The Birth of New Media (and Beyond)

I’ve learned that it takes tons of courage to explore the unknown. There is a hint of hazard with every bit of curiosity, but I find it intriguing, and I always want to know more. The beauty of being a Film & New Media Studies is watching my senses manifest. For example, I no longer watch a film through just as an audience member–I’ve learned to observe through a critical eye. If anything, that’s now how I view the entire world: through a critical, artistic lens.

We live in an age where human beings are dependent on technology as a way of life. The many benefits technology has brought to society makes it a commodity. New media by way of technological advances has brought with it the ideal of this interconnectedness between people who live all across the world, globalization. It’s essential in political campaigns, international trade, and basic communication to name a few. But it’s important to remember how we started. In Lev Manovich’s The Language of New Media, we see the chronological layout of the birth, rise, and development in new media.


Depending on what side of the fence you may stand on, it can be exciting to think of the progress technology has made over the years. From the classic Lumière camera-projector hybrid, to today’s latest gadgets capable of granting consumers multimedia enjoyment. The birth of new media signified a pivotal moment in communication, in a narrow sense. In a broader sense, it signified a pivotal moment in society as a whole.
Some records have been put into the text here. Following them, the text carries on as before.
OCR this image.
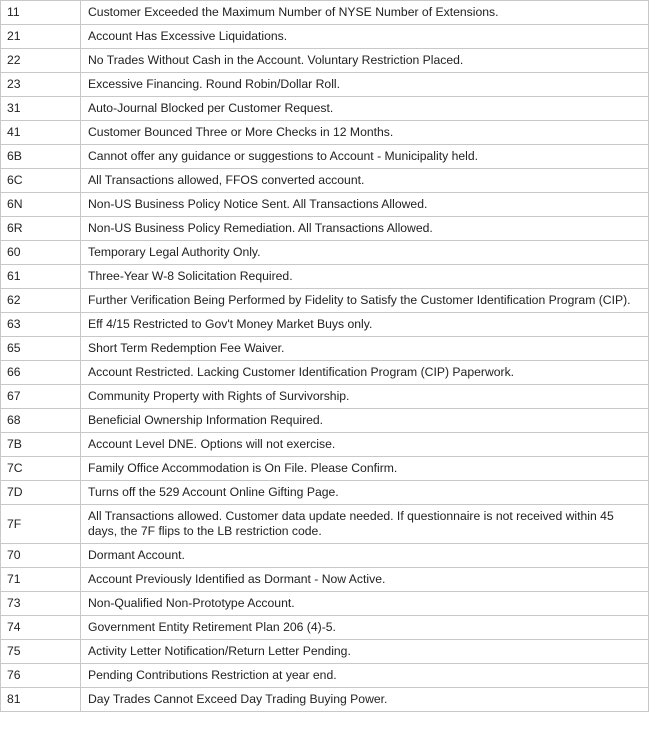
11	Customer Exceeded the Maximum Number of NYSE Number of Extensions.
21	Account Has Excessive Liquidations.
22	No Trades Without Cash in the Account. Voluntary Restriction Placed.
23	Excessive Financing. Round Robin/Dollar Roll.
31	Auto-Journal Blocked per Customer Request.
41	Customer Bounced Three or More Checks in 12 Months.
6B	Cannot offer any guidance or suggestions to Account - Municipality held.
6C	All Transactions allowed, FFOS converted account.
6N	Non-US Business Policy Notice Sent. All Transactions Allowed.
6R	Non-US Business Policy Remediation. All Transactions Allowed.
60	Temporary Legal Authority Only.
61	Three-Year W-8 Solicitation Required.
62	Further Verification Being Performed by Fidelity to Satisfy the Customer Identification Program (CIP).
63	Eff 4/15 Restricted to Gov't Money Market Buys only.
65	Short Term Redemption Fee Waiver.
66	Account Restricted. Lacking Customer Identification Program (CIP) Paperwork.
67	Community Property with Rights of Survivorship.
68	Beneficial Ownership Information Required.
7B	Account Level DNE. Options will not exercise.
7C	Family Office Accommodation is On File. Please Confirm.
7D	Turns off the 529 Account Online Gifting Page.
7F	All Transactions allowed. Customer data update needed. If questionnaire is not received within 45 days, the 7F flips to the LB restriction code.
70	Dormant Account.
71	Account Previously Identified as Dormant - Now Active.
73	Non-Qualified Non-Prototype Account.
74	Government Entity Retirement Plan 206 (4)-5.
75	Activity Letter Notification/Return Letter Pending.
76	Pending Contributions Restriction at year end.
81	Day Trades Cannot Exceed Day Trading Buying Power.
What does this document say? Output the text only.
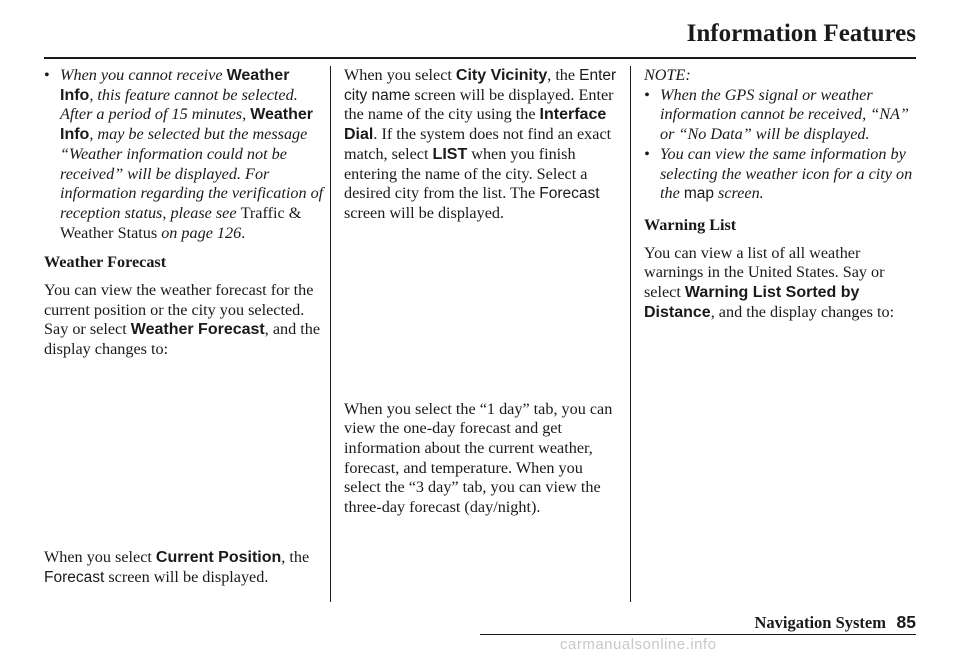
Information Features

• When you cannot receive Weather Info, this feature cannot be selected. After a period of 15 minutes, Weather Info, may be selected but the message “Weather information could not be received” will be displayed. For information regarding the verification of reception status, please see Traffic & Weather Status on page 126.

Weather Forecast

You can view the weather forecast for the current position or the city you selected. Say or select Weather Forecast, and the display changes to:

When you select Current Position, the Forecast screen will be displayed.

When you select City Vicinity, the Enter city name screen will be displayed. Enter the name of the city using the Interface Dial. If the system does not find an exact match, select LIST when you finish entering the name of the city. Select a desired city from the list. The Forecast screen will be displayed.

When you select the “1 day” tab, you can view the one-day forecast and get information about the current weather, forecast, and temperature. When you select the “3 day” tab, you can view the three-day forecast (day/night).

NOTE:

• When the GPS signal or weather information cannot be received, “NA” or “No Data” will be displayed.

• You can view the same information by selecting the weather icon for a city on the map screen.

Warning List

You can view a list of all weather warnings in the United States. Say or select Warning List Sorted by Distance, and the display changes to:

Navigation System 85
carmanualsonline.info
Manovich does an exceptional job at charting the basics. What were the first signs that something greater was coming? How many failed attempts at inventions did visionaries such as the Lumière brothers and Konrad Zuse encounter before finally getting it right? These were questions I’ve asked myself regarding revolutionary inventions like the projector or the computer.

It’s not completely impossible to envision a society without the new age technology of today, but virtually it is impossible to imagine living without the conveniences that they bring. That raises the question of “what now?“. What happens when new media is again remediated? What happens when tomorrow’s sleek devices make’s today’s obsolete? I’m intrigued by the possibilities.